Assistant Manager who Spends More than 50% Doing Non-exempt Work Now Classified as Non-exempt Employee
Friday, 07 June 2013 08:58
By Max Nuyen
This case deals with the question of how an employee should be classified if they performed non-exempt and exempted work simultaneously.
What happens when an exempt employee does nonexempt work?
An assistant manager worked for a large national grocery chain. The grocery chain had strict budgetary guidelines for its stores’ managers. Each store was only allowed to have a certain number of staff members on duty at any time. Any manager who could not meet the guidelines would face discipline, up to termination. The grocery chain also had customer service guidelines which required that a new checkout queue be opened anytime there are more than three customers in line. Due to the staffing restrictions imposed by the budgetary guidelines, the salaried managerial employees would often have to spend a great deal of their time at the checkout stand ringing up customer purchases, or bagging groceries.
The assistant manager/employee in this case was affected by the grocery chain’s guidelines. While she was an assistant manager and thus classified as exempt, she would often spend much of her workday doing non-exempt tasks such as checking out customers or bagging groceries. More than fifty percent of her time was spent doing these tasks. However, during the time that she was in the check-out stand, she would also do managerial tasks such as give directions to other employees, assessing the conditions of the store, and evaluating the performance of the staff. Obvioulsy, multitasking was a constant part of her job.
According to the evidence, it was not possible for a salaried manager to run the store without being required to do tasks that other hourly workers did. When the assistant manager was not checking, bagging groceries, or stocking merchandise, she was responsible for the sales forecasts and budgeting. She was also responsible for the store’s 25-35 employees. Additionally, she hired and trained staff, maintained employee files, disciplined employees, did wage performance paperwork, responded to management emails, prepared reports and schedules, did the bookkeeping, and conducted employee evaluations. Her work schedule usually consisted of 10-12 hour days.
After the grocery chain discharged her, she sued for unpaid overtime wages. Her main contention was that as a salaried employee who spent more than fifty percent of her time doing non exempt tasks, she should have been classified as non-exempt.
Is there such a thing as a hybrid employee?
The grocery chain countered by arguing that while the assistant manager performed hourly tasks, she also concurrently performed managerial tasks. That is, she could still run the cash register and manage at the same time. According to the grocery chain, so long as the assistant manager is still actively functioning in her managerial capacity, and addressing her attention to managerial tasks, such as observing how the store is run and considering how to make the store perform more efficient, how to best train the store’s employees , and how to resolve any employee or operational problems , all that time should be considered to fall under exempt status.

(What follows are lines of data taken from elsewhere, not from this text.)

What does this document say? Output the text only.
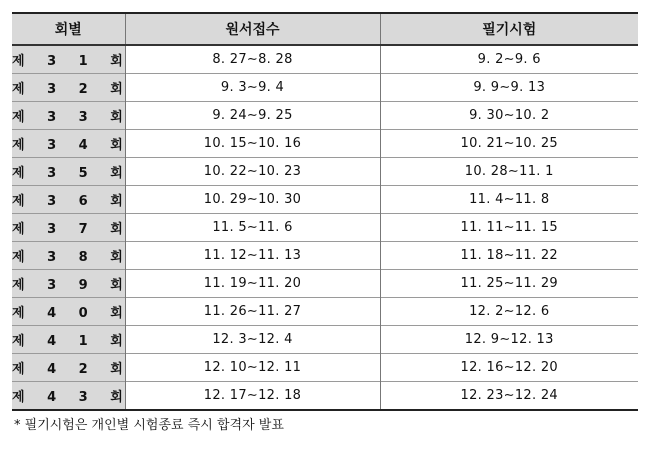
회별	원서접수	필기시험
제 3 1 회	8. 27∼8. 28	9. 2∼9. 6
제 3 2 회	9. 3∼9. 4	9. 9∼9. 13
제 3 3 회	9. 24∼9. 25	9. 30∼10. 2
제 3 4 회	10. 15∼10. 16	10. 21∼10. 25
제 3 5 회	10. 22∼10. 23	10. 28∼11. 1
제 3 6 회	10. 29∼10. 30	11. 4∼11. 8
제 3 7 회	11. 5∼11. 6	11. 11∼11. 15
제 3 8 회	11. 12∼11. 13	11. 18∼11. 22
제 3 9 회	11. 19∼11. 20	11. 25∼11. 29
제 4 0 회	11. 26∼11. 27	12. 2∼12. 6
제 4 1 회	12. 3∼12. 4	12. 9∼12. 13
제 4 2 회	12. 10∼12. 11	12. 16∼12. 20
제 4 3 회	12. 17∼12. 18	12. 23∼12. 24
* 필기시험은 개인별 시험종료 즉시 합격자 발표
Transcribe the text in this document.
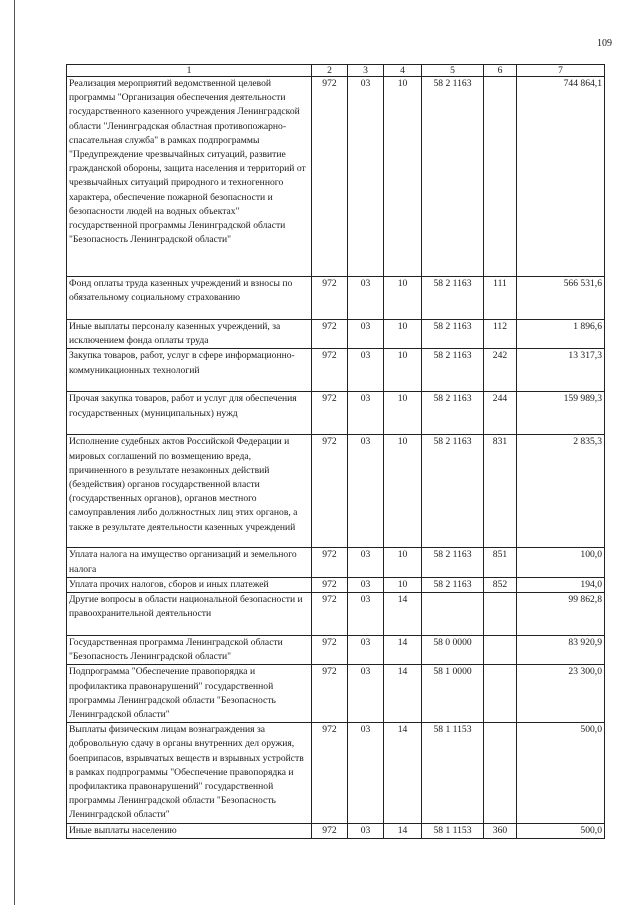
109
1	2	3	4	5	6	7
Реализация мероприятий ведомственной целевой программы "Организация обеспечения деятельности государственного казенного учреждения Ленинградской области "Ленинградская областная противопожарно-спасательная служба" в рамках подпрограммы "Предупреждение чрезвычайных ситуаций, развитие гражданской обороны, защита населения и территорий от чрезвычайных ситуаций природного и техногенного характера, обеспечение пожарной безопасности и безопасности людей на водных объектах" государственной программы Ленинградской области "Безопасность Ленинградской области"	972	03	10	58 2 1163		744 864,1
Фонд оплаты труда казенных учреждений и взносы по обязательному социальному страхованию	972	03	10	58 2 1163	111	566 531,6
Иные выплаты персоналу казенных учреждений, за исключением фонда оплаты труда	972	03	10	58 2 1163	112	1 896,6
Закупка товаров, работ, услуг в сфере информационно-коммуникационных технологий	972	03	10	58 2 1163	242	13 317,3
Прочая закупка товаров, работ и услуг для обеспечения государственных (муниципальных) нужд	972	03	10	58 2 1163	244	159 989,3
Исполнение судебных актов Российской Федерации и мировых соглашений по возмещению вреда, причиненного в результате незаконных действий (бездействия) органов государственной власти (государственных органов), органов местного самоуправления либо должностных лиц этих органов, а также в результате деятельности казенных учреждений	972	03	10	58 2 1163	831	2 835,3
Уплата налога на имущество организаций и земельного налога	972	03	10	58 2 1163	851	100,0
Уплата прочих налогов, сборов и иных платежей	972	03	10	58 2 1163	852	194,0
Другие вопросы в области национальной безопасности и правоохранительной деятельности	972	03	14			99 862,8
Государственная программа Ленинградской области "Безопасность Ленинградской области"	972	03	14	58 0 0000		83 920,9
Подпрограмма "Обеспечение правопорядка и профилактика правонарушений" государственной программы Ленинградской области "Безопасность Ленинградской области"	972	03	14	58 1 0000		23 300,0
Выплаты физическим лицам вознаграждения за добровольную сдачу в органы внутренних дел оружия, боеприпасов, взрывчатых веществ и взрывных устройств в рамках подпрограммы "Обеспечение правопорядка и профилактика правонарушений" государственной программы Ленинградской области "Безопасность Ленинградской области"	972	03	14	58 1 1153		500,0
Иные выплаты населению	972	03	14	58 1 1153	360	500,0
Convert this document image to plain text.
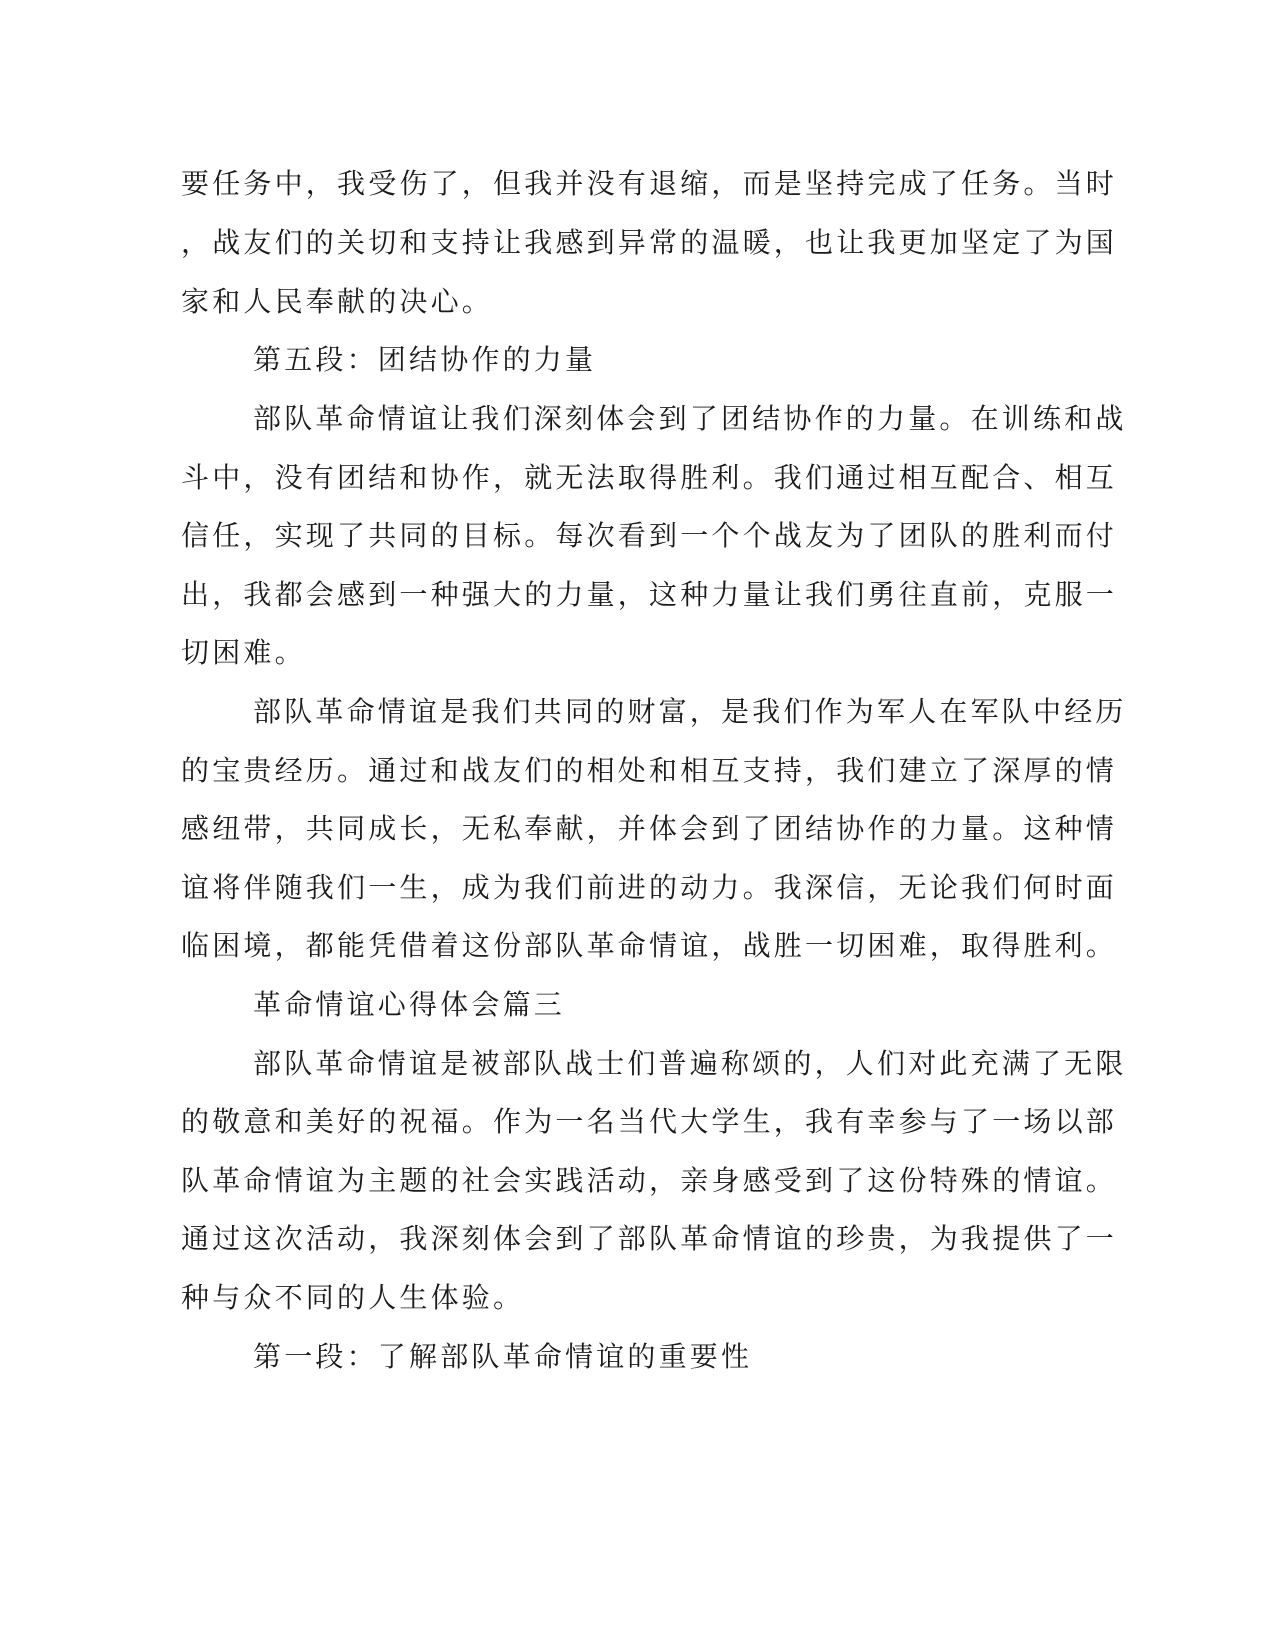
要任务中，我受伤了，但我并没有退缩，而是坚持完成了任务。当时
，战友们的关切和支持让我感到异常的温暖，也让我更加坚定了为国
家和人民奉献的决心。
第五段：团结协作的力量
部队革命情谊让我们深刻体会到了团结协作的力量。在训练和战
斗中，没有团结和协作，就无法取得胜利。我们通过相互配合、相互
信任，实现了共同的目标。每次看到一个个战友为了团队的胜利而付
出，我都会感到一种强大的力量，这种力量让我们勇往直前，克服一
切困难。
部队革命情谊是我们共同的财富，是我们作为军人在军队中经历
的宝贵经历。通过和战友们的相处和相互支持，我们建立了深厚的情
感纽带，共同成长，无私奉献，并体会到了团结协作的力量。这种情
谊将伴随我们一生，成为我们前进的动力。我深信，无论我们何时面
临困境，都能凭借着这份部队革命情谊，战胜一切困难，取得胜利。
革命情谊心得体会篇三
部队革命情谊是被部队战士们普遍称颂的，人们对此充满了无限
的敬意和美好的祝福。作为一名当代大学生，我有幸参与了一场以部
队革命情谊为主题的社会实践活动，亲身感受到了这份特殊的情谊。
通过这次活动，我深刻体会到了部队革命情谊的珍贵，为我提供了一
种与众不同的人生体验。
第一段：了解部队革命情谊的重要性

The court rejected the grocery chain’s argument and sided with the assistant manager. The court found that the regulations do not recognize “hybrid” activities—i.e., activities that have both exempt and nonexempt aspects. Rather, the regulations require that each discrete task be separately classified as either exempt or nonexempt. Thus, the assistant manager was performing non-exempt work when she was on the cash register or bagging groceries. Because she spent more than fifty percent of her time performing non-exempt tasks, it was improper for the grocery chain to have classified her as exempt.
The grocery chain learned the hard way the conundrum with “working managers.” It is not uncommon for managerial staff in retail establishments to have to “pick up the slack” of hourly employees by doing non-exempt work. However, if it gets to a point where the picking up the slack becomes the de facto job of the managerial employee, then that employer does not get the benefit of claiming exempt status of its assistant managers, and thus, overtime becomes applicable.